Chairman Ajit Pai issued a statement this week specifically calling on Apple to activate the dormant FM tuners, which are already built into every iPhone but left deactivated by the manufacturer. If turned on, the FM chip would allow iPhone users to listen to FM radio over the air — without using a cellular or Wi-Fi connection.

That becomes especially relevant for communities battered by powerful storms — like recent hurricanes — which can leave thousands without access to cellular connectivity. Even without an internet connection, users could listen to important news and weather reports via FM radio if the chips were turned on.

Pai wrote that he hopes Apple will “reconsider its position” in the wake of those hurricanes, which have devastated areas of the United States, including Texas, Florida and U.S. territory Puerto Rico. “It is time for Apple to step up to the plate and put the safety of the American people first,” the chairman added.
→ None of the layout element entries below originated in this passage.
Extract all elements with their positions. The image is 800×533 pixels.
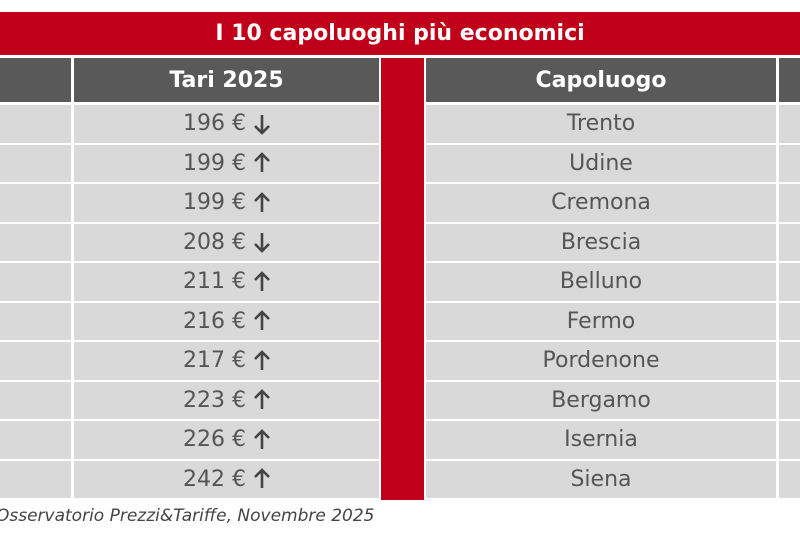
tari-cell: 217 € — [74, 342, 379, 380]
row-cell — [779, 302, 800, 340]
trend-arrow — [254, 270, 270, 291]
trend-arrow — [254, 310, 270, 331]
city-cell: Fermo — [426, 302, 776, 340]
row-cell — [779, 460, 800, 498]
arrow-shape — [254, 349, 270, 370]
tari-cell: 216 € — [74, 302, 379, 340]
row-cell — [779, 184, 800, 222]
city-cell: Brescia — [426, 223, 776, 261]
tari-value: 199 € — [183, 150, 246, 176]
table-title: I 10 capoluoghi più economici — [0, 12, 800, 55]
trend-arrow — [254, 468, 270, 489]
city-cell: Cremona — [426, 184, 776, 222]
tari-cell: 242 € — [74, 460, 379, 498]
city-cell: Udine — [426, 144, 776, 182]
tari-value: 211 € — [183, 269, 246, 295]
row-cell — [0, 302, 71, 340]
city-cell: Bergamo — [426, 381, 776, 419]
city-cell: Siena — [426, 460, 776, 498]
tari-cell: 223 € — [74, 381, 379, 419]
row-cell — [0, 460, 71, 498]
row-cell — [0, 223, 71, 261]
trend-arrow — [254, 191, 270, 212]
tari-value: 199 € — [183, 190, 246, 216]
trend-arrow — [254, 114, 270, 135]
trend-arrow — [254, 389, 270, 410]
city-cell: Pordenone — [426, 342, 776, 380]
row-cell — [779, 342, 800, 380]
tari-value: 196 € — [183, 111, 246, 137]
tari-cell: 196 € — [74, 105, 379, 143]
tari-cell: 199 € — [74, 144, 379, 182]
tari-cell: 226 € — [74, 421, 379, 459]
row-cell — [779, 223, 800, 261]
city-cell: Isernia — [426, 421, 776, 459]
trend-arrow — [254, 152, 270, 173]
row-cell — [779, 421, 800, 459]
arrow-shape — [254, 191, 270, 212]
row-cell — [779, 144, 800, 182]
tari-value: 217 € — [183, 348, 246, 374]
arrow-shape — [254, 114, 270, 135]
tari-value: 208 € — [183, 229, 246, 255]
tari-value: 242 € — [183, 466, 246, 492]
row-cell — [779, 263, 800, 301]
row-cell — [0, 144, 71, 182]
row-cell — [779, 105, 800, 143]
city-cell: Trento — [426, 105, 776, 143]
tari-cell: 199 € — [74, 184, 379, 222]
arrow-shape — [254, 152, 270, 173]
red-divider — [381, 58, 424, 500]
trend-arrow — [254, 428, 270, 449]
row-cell — [0, 184, 71, 222]
tari-cell: 211 € — [74, 263, 379, 301]
tari-cell: 208 € — [74, 223, 379, 261]
source-note: Osservatorio Prezzi&Tariffe, Novembre 20… — [0, 506, 375, 526]
tari-value: 216 € — [183, 308, 246, 334]
row-cell — [0, 421, 71, 459]
trend-arrow — [254, 349, 270, 370]
row-cell — [779, 381, 800, 419]
trend-arrow — [254, 233, 270, 254]
arrow-shape — [254, 310, 270, 331]
arrow-shape — [254, 428, 270, 449]
city-cell: Belluno — [426, 263, 776, 301]
header-cell — [779, 58, 800, 102]
header-cell: Tari 2025 — [74, 58, 379, 102]
row-cell — [0, 381, 71, 419]
header-cell: Capoluogo — [426, 58, 776, 102]
arrow-shape — [254, 468, 270, 489]
tari-value: 223 € — [183, 387, 246, 413]
row-cell — [0, 263, 71, 301]
header-cell — [0, 58, 71, 102]
row-cell — [0, 342, 71, 380]
arrow-shape — [254, 270, 270, 291]
arrow-shape — [254, 233, 270, 254]
arrow-shape — [254, 389, 270, 410]
row-cell — [0, 105, 71, 143]
tari-value: 226 € — [183, 427, 246, 453]
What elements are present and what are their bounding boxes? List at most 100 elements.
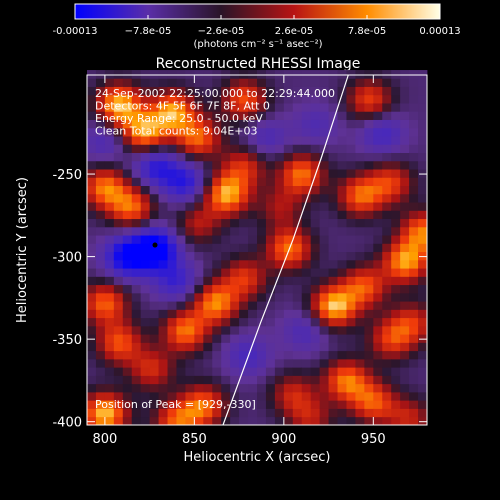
- heatmap-cell: [221, 185, 231, 195]
- heatmap-cell: [346, 144, 356, 153]
- heatmap-cell: [167, 350, 177, 360]
- heatmap-cell: [292, 416, 303, 426]
- heatmap-cell: [373, 144, 383, 153]
- heatmap-cell: [418, 160, 428, 170]
- x-axis-label: Heliocentric X (arcsec): [184, 450, 331, 465]
- heatmap-cell: [346, 334, 356, 343]
- heatmap-cell: [346, 325, 356, 335]
- heatmap-cell: [346, 210, 356, 220]
- heatmap-cell: [167, 251, 177, 261]
- heatmap-cell: [373, 226, 383, 236]
- heatmap-cell: [248, 70, 258, 79]
- heatmap-cell: [391, 152, 401, 162]
- heatmap-cell: [265, 70, 276, 79]
- heatmap-cell: [131, 144, 142, 153]
- heatmap-cell: [328, 226, 338, 236]
- heatmap-cell: [274, 276, 285, 286]
- heatmap-cell: [230, 144, 240, 153]
- heatmap-cell: [346, 317, 356, 327]
- heatmap-cell: [131, 383, 142, 393]
- heatmap-cell: [274, 259, 285, 269]
- heatmap-cell: [212, 342, 222, 352]
- heatmap-cell: [391, 210, 401, 220]
- heatmap-cell: [158, 317, 168, 327]
- heatmap-cell: [203, 408, 213, 418]
- heatmap-cell: [382, 309, 392, 319]
- heatmap-cell: [418, 152, 428, 162]
- heatmap-cell: [131, 226, 142, 236]
- heatmap-cell: [230, 218, 240, 228]
- heatmap-cell: [158, 202, 168, 211]
- heatmap-cell: [292, 367, 303, 376]
- heatmap-cell: [149, 235, 159, 244]
- heatmap-cell: [301, 127, 312, 137]
- heatmap-cell: [364, 342, 374, 352]
- heatmap-cell: [248, 276, 258, 286]
- heatmap-cell: [203, 177, 213, 187]
- heatmap-cell: [257, 391, 267, 401]
- heatmap-cell: [301, 251, 312, 261]
- heatmap-cell: [364, 226, 374, 236]
- heatmap-cell: [382, 243, 392, 253]
- heatmap-cell: [301, 202, 312, 211]
- heatmap-cell: [310, 334, 321, 343]
- heatmap-cell: [319, 259, 329, 269]
- heatmap-cell: [364, 119, 374, 129]
- heatmap-cell: [248, 103, 258, 112]
- heatmap-cell: [221, 127, 231, 137]
- heatmap-cell: [283, 119, 294, 129]
- heatmap-cell: [319, 169, 329, 178]
- heatmap-cell: [113, 185, 124, 195]
- x-tick-label: 850: [182, 432, 207, 447]
- heatmap-cell: [391, 160, 401, 170]
- heatmap-cell: [113, 301, 124, 310]
- heatmap-cell: [131, 152, 142, 162]
- heatmap-cell: [310, 325, 321, 335]
- heatmap-cell: [364, 193, 374, 203]
- heatmap-cell: [230, 136, 240, 145]
- heatmap-cell: [203, 193, 213, 203]
- heatmap-cell: [346, 259, 356, 269]
- heatmap-cell: [239, 367, 249, 376]
- heatmap-cell: [158, 226, 168, 236]
- heatmap-cell: [167, 160, 177, 170]
- heatmap-cell: [122, 136, 133, 145]
- heatmap-cell: [337, 193, 347, 203]
- heatmap-cell: [337, 119, 347, 129]
- heatmap-cell: [248, 185, 258, 195]
- heatmap-cell: [418, 193, 428, 203]
- heatmap-cell: [391, 391, 401, 401]
- heatmap-cell: [274, 127, 285, 137]
- heatmap-cell: [194, 334, 204, 343]
- heatmap-cell: [248, 251, 258, 261]
- heatmap-cell: [364, 383, 374, 393]
- heatmap-cell: [95, 301, 106, 310]
- heatmap-cell: [310, 78, 321, 87]
- heatmap-cell: [122, 160, 133, 170]
- heatmap-cell: [113, 383, 124, 393]
- heatmap-cell: [140, 416, 151, 426]
- heatmap-cell: [400, 358, 410, 368]
- minimum-marker: [152, 242, 158, 248]
- heatmap-cell: [418, 400, 428, 409]
- heatmap-cell: [95, 103, 106, 112]
- heatmap-cell: [257, 383, 267, 393]
- heatmap-cell: [239, 383, 249, 393]
- heatmap-cell: [95, 276, 106, 286]
- heatmap-cell: [149, 358, 159, 368]
- heatmap-cell: [95, 119, 106, 129]
- heatmap-cell: [328, 334, 338, 343]
- heatmap-cell: [87, 276, 97, 286]
- heatmap-cell: [319, 334, 329, 343]
- heatmap-cell: [113, 152, 124, 162]
- heatmap-cell: [292, 144, 303, 153]
- heatmap-cell: [292, 301, 303, 310]
- heatmap-cell: [283, 169, 294, 178]
- heatmap-cell: [382, 177, 392, 187]
- heatmap-cell: [355, 111, 365, 120]
- heatmap-cell: [373, 235, 383, 244]
- heatmap-cell: [391, 144, 401, 153]
- heatmap-cell: [131, 375, 142, 385]
- heatmap-cell: [104, 268, 115, 277]
- heatmap-cell: [95, 251, 106, 261]
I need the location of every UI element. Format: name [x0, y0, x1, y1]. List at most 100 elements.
The FCC’s statement comes amidst renewed pressure from industry and lobbying groups to activate these FM chips. “Broadcasters are providing information on how to evacuate quickly, where flood waters are raging, how to get out of harm’s way if there’s a tornado or hurricane,” a spokesperson for the National Association of Broadcasters told Bloomberg Thursday. “The notion that Apple or anyone else would block this type of information is something we find fairly troubling,”

The broadband modems installed in most modern smartphones — including Qualcomm and Intel chips — already have a built-in FM tuner that would allow people to listen to FM radio over the air. But on iPhones, Apple has left this functionality disabled — forcing users to stream FM radio via cellular or Wi-Fi connectivity. FM connectivity would also allow users to listen to free content over the radio, which some critics say is a key reason certain companies leave the capability off.

This isn’t the first time Pai has criticized phone-makers for leaving the FM chips in their devices off. “It seems odd that every day we hear about a new smartphone app that lets you do something innovative, yet these modern-day mobile miracles don’t enable a key function offered by a 1982 Sony Walkman,” Pai said in February. Despite his comments, Pai said that he is a believer in “free markets,” and cannot support government legislation or an FCC mandate requiring companies to activate these FM chips.

But while Pai has urged phone makers to activate FM chips before, today’s statement is the first time that Pai has called Apple out by name. “Apple is the only major phone manufacturer that has resisted (turning on FM chips),” the chairman wrote. “Do the right thing, Mr. Cook. Flip the switch. Lives depend on it.”